Однако! Все эти функции искусство выполняло только и исключительно с помощью и на основе своей эстетической сущности. Только высококачественное, т. е. высокохудожественное, искусство было способно своими чисто художественными средствами эффективно содействовать выполнению тех внехудожественных задач, которые перед ним ставились обществом. Отсюда художественность, т. е. высокое эстетическое качество произведения искусства, — его сущностная характеристика. Понятно, что в истории Культуры далеко не все и не всегда (а чаще всего мало кто и редко) понимали, за счет чего искусство так эффективно способствует выполнению религиозных, политических и иных функций, но при этом хорошо ощущали, что без поддержки искусства (непонятно даже какой) эти функции выполнить будет трудно. Именно поэтому, в частности, искусство было с древности так активно внедрено в культово-религиозный обиход. Более того, искусство в тех исторически сложившихся формах, каким мы его знаем с древнейших времен практически до середины XX в., является созданием человека, жившего в пространстве религиозного бытия и сознания, т. е. в пространстве веры в бытие Великого Другого, или Бога. Этот глобальный факт невозможно игнорировать, размышляя о сущности искусства и о тех глобальных метаморфозах, которые происходят с искусством после отказа креативной части человечества от этой веры (подробнее об этом процессе см. в моих книгах: «Художественный Апокалипсис Культуры», «Эстетическая аура бытия: Современная эстетика как наука и философия искусства» и других работах).
Художественность, т. е. эстетическая материя искусства, эстетическое качество искусства, настолько тонка и неуловима для ratio, что человечество, с древности пытаясь осмыслить ее, так до сих пор фактически и не смогло ничего убедительного сказать о ней. И это при том, что на интуитивном уровне в профессиональных сообществах художников, искусствоведов, эстетиков, т. е. людей, обладающих высоким вкусом и постоянно живущих эстетическим опытом, художественность искусства хорошо и достаточно однозначно ощущается.
Между тем, почему я говорю об искусстве как о событии и даже как со-бытии́?
Не является ли просто висящая на стене в пустом Лувре «Джоконда» Леонардо искусством?
Нет, не является.
Искусство потому и событие, что это особый, уникальный процесс общения между реципиентом, произведением искусства и чем-то еще за ним находящимся; особый онтогносеологический процесс личностного бытия-знания. Поэтому оно и со-бытие́.
Для полной реализации события искусства необходимы четыре важнейших компонента.
Высокохудожественное произведение искусства.
Эстетически подготовленный субъект восприятия искусства, или адекватный реципиент.
Установка именно на эстетическое, а не на какое-либо иное восприятие произведения искусства и
Соответствующие условия для реализации этого восприятия.
С первым пунктом для всех людей, так или иначе связанных с искусством, с древнейших времен (а с Аристотеля и Псевдо-Лонгина уже и на теоретическом уровне) и до середины XX в. (примерно) это было очевидно.

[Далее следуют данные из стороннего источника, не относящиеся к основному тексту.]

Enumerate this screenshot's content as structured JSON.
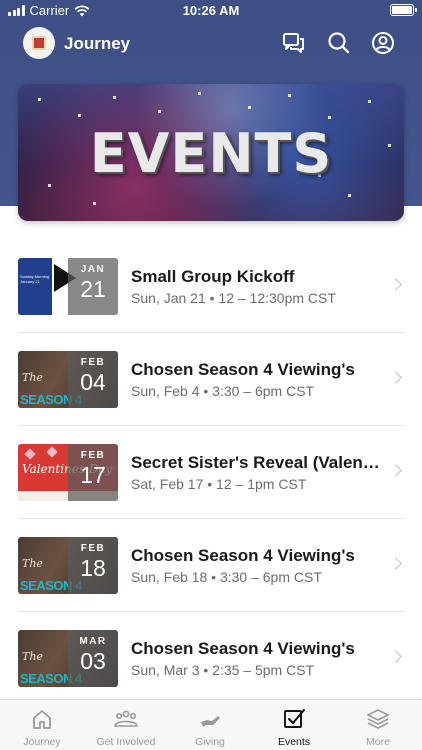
{
  "status_bar": {
    "carrier": "Carrier",
    "time": "10:26 AM"
  },
  "nav": {
    "title": "Journey",
    "icons": [
      "chat-bubbles-icon",
      "search-icon",
      "profile-icon"
    ]
  },
  "banner": {
    "title": "EVENTS"
  },
  "events": [
    {
      "title": "Small Group Kickoff",
      "subtitle": "Sun, Jan 21 • 12 – 12:30pm CST",
      "month": "JAN",
      "day": "21",
      "thumb": "kickoff",
      "thumb_text": "Sunday Morning January 21"
    },
    {
      "title": "Chosen Season 4 Viewing's",
      "subtitle": "Sun, Feb 4 • 3:30 – 6pm CST",
      "month": "FEB",
      "day": "04",
      "thumb": "chosen",
      "thumb_series": "The",
      "thumb_season": "SEASON 4"
    },
    {
      "title": "Secret Sister's Reveal (Valentine's Day)",
      "subtitle": "Sat, Feb 17 • 12 – 1pm CST",
      "month": "FEB",
      "day": "17",
      "thumb": "valentine",
      "thumb_text": "Valentines Day"
    },
    {
      "title": "Chosen Season 4 Viewing's",
      "subtitle": "Sun, Feb 18 • 3:30 – 6pm CST",
      "month": "FEB",
      "day": "18",
      "thumb": "chosen",
      "thumb_series": "The",
      "thumb_season": "SEASON 4"
    },
    {
      "title": "Chosen Season 4 Viewing's",
      "subtitle": "Sun, Mar 3 • 2:35 – 5pm CST",
      "month": "MAR",
      "day": "03",
      "thumb": "chosen",
      "thumb_series": "The",
      "thumb_season": "SEASON 4"
    }
  ],
  "tabs": [
    {
      "label": "Journey",
      "icon": "home-icon",
      "active": false
    },
    {
      "label": "Get Involved",
      "icon": "group-icon",
      "active": false
    },
    {
      "label": "Giving",
      "icon": "giving-hand-icon",
      "active": false
    },
    {
      "label": "Events",
      "icon": "checklist-icon",
      "active": true
    },
    {
      "label": "More",
      "icon": "layers-icon",
      "active": false
    }
  ],
  "colors": {
    "header": "#3e4f86",
    "tab_active": "#111111",
    "tab_inactive": "#9a9a9a"
  }
}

Произведение искусства как чувственно воспринимаемый результат творчества художника должно обладать рядом объективных характеристик, которые могут вызвать у адекватного реципиента процесс эстетического восприятия произведения. Не все из них словесно описуемы, но хорошо ощутимы эстетически воспитанным глазом или слухом, типа определенных цветовых отношений, графической ритмики, композиционных построений для живописи и т. п. — они есть для всех искусств. Как писал Василий Кандинский, все элементы художественного произведения должны быть сгармонизированы на основе «принципа целесообразного прикосновения к человеческой душе». Этот принцип, как мы знаем, он называл «принципом внутренней необходимости» и полагал его в основу всякого художественного творчества.

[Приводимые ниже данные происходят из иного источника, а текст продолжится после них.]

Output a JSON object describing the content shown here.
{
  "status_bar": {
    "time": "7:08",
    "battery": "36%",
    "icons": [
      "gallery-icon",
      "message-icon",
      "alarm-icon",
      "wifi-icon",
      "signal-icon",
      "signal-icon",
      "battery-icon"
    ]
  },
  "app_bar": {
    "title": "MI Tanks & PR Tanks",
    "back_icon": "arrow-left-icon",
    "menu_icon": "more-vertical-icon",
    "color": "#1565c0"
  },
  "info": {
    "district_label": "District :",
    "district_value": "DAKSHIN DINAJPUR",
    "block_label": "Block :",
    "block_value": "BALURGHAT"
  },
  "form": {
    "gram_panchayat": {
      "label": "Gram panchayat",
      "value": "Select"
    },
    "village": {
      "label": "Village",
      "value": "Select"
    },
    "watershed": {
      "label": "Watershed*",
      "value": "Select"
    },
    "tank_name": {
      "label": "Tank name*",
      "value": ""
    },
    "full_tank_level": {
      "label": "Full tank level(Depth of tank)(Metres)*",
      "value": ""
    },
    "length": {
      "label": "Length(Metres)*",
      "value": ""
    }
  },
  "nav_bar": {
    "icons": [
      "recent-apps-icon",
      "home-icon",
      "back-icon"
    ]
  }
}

Другое дело, что наличия высокохудожественного произведения совершенно недостаточно для события искусства. Если в Третьяковке религиозный паломник бросается целовать «Троицу» Рублева или падает перед ней ниц, то здесь никакого события искусства не свершается. Для него икона великого иконописца лишь объект религиозного почитания и поклонения, но не эстетическая ценность, не произведение собственно искусства, не выдающееся живописное произведение, каким она является по существу. Именно поэтому «Троица» Рублева была передана в 1929 г. в художественный музей, а не в исторический или краеведческий.